View of Dan Prejovschi’s mixed-medium installation Weekend News, 2015, at MeetFactory.
MeetFactory stands at the end of a dirt road in Smíchov, an old industrial quarter of Prague. Wedged between a highway and active train tracks lined with derelict train cars, the nonprofit multidisciplinary contemporary art space, founded in 2001, occupies a newly renovated building, which was formerly a glass factory. The robustness of the center, which encompasses several exhibition spaces, a theater, a concert hall and an artist residency program, is indicative of the city’s burgeoning cutting-edge art scene.
Recently on view was “15,000 Years of Sameness,” an intriguing two-person exhibition comprised of a site-specific mixed-medium installation by Romanian artist Dan Perjovschi and 15 haunting, lyrical videos, photographs and objects by Czech artist MatÄ?j Smetana. Although Perjovschi and Smetana are at opposite poles in terms of aesthetic approaches, both touch on sociopolitical and environmental themes while conflating past and present worlds. Together, their works suggest metaphors for the resilience and power of the human imagination or, alternatively, the imagination’s cyclical, often destructive, imprint on history.
Known for his spontaneous drawing performances, Perjovschi, who represented Romania in the 1999 Venice Biennale, aggressively covered the pristine white walls of MeetFactory’s principal gallery with graffitilike texts, cartoon drawings and newspaper clippings. Mordant references to the war in Ukraine and the Syrian refugee crisis were handwritten in large letters alongside clever wordplay, such as “Gang bank bang” and “art is not fair.” Painted on the walls, these mural-esque narratives suggested prehistoric cave paintings, testifying to the age-old power of visual expression.

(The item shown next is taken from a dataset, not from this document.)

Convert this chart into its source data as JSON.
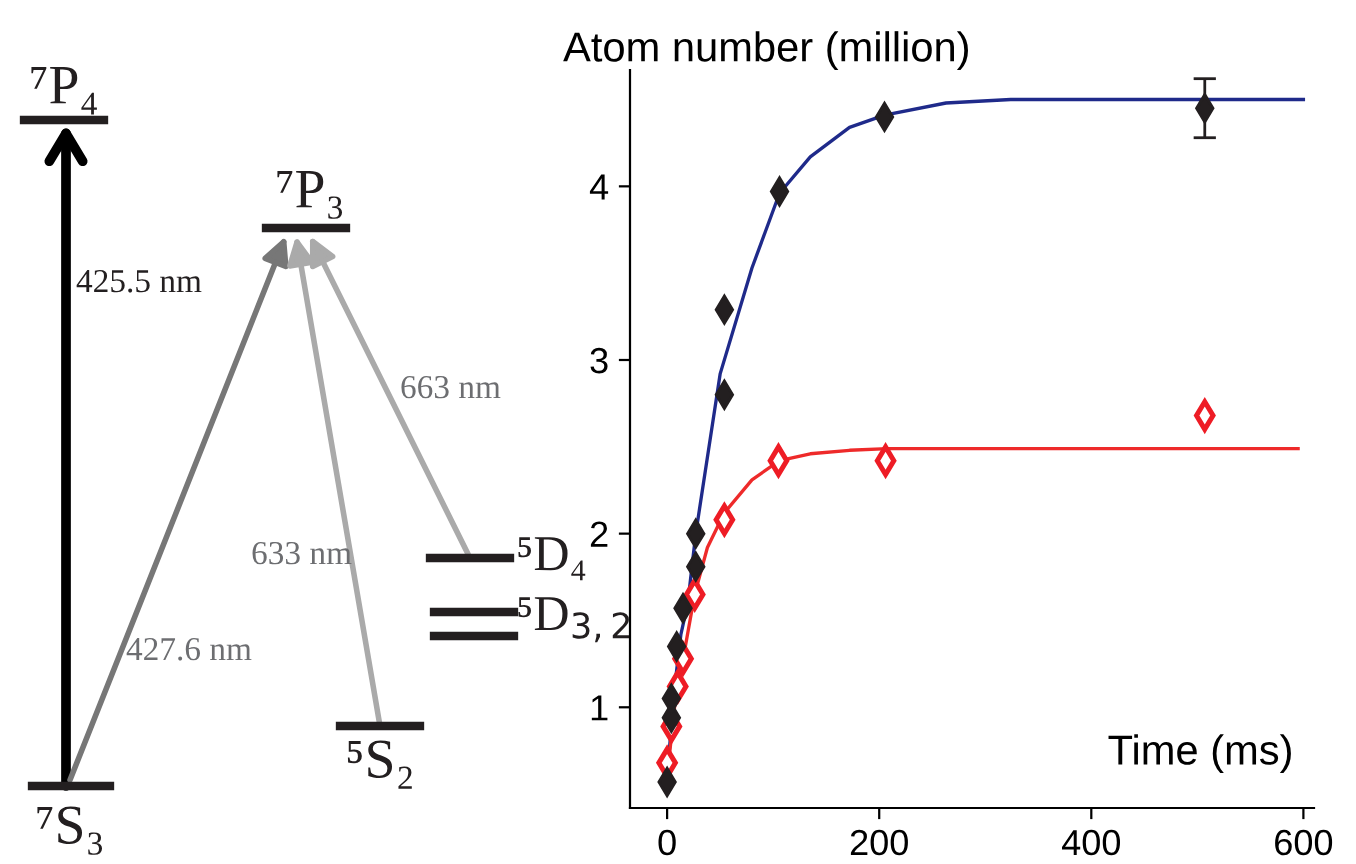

Smetana’s disparate works, made in the past two years and scattered throughout the back galleries, were more ambiguous in their commentary. Playing at the end of a corridor was the eerie video Viper, which consists of an animation of a flying snake. Its body rhythmically undulates like wings as it rises over a bank of billowy clouds in a blue sky. A series of digitally manipulated photographs presented other hybrids, including a rhinoceros morphing into a unicorn. A grimmer augury in the series pictured a dog killed by a gunshot lying on a cube of dirt. Other images brought to mind earlier civilizations or objects culled from archaeological digs, such as a handmade hammer.
A poetic summation of Smetana’s concerns about the destructive effects of humanity on nature was effected through a mesmerizing series of four videos titled “Theater I.” In these works, twigs appear in close-up against a white background, their leaves gently stirring, seemingly agitated by drafts or breezes. Upon close scrutiny, one realizes that the twigs are tied to nearly invisible monofilament and are being dangled like marionettes. In a statement accompanying the exhibition, the curators ask, “Do we live in a civilization, or rather in a jungle?” Perhaps the answer is “unequivocally both.”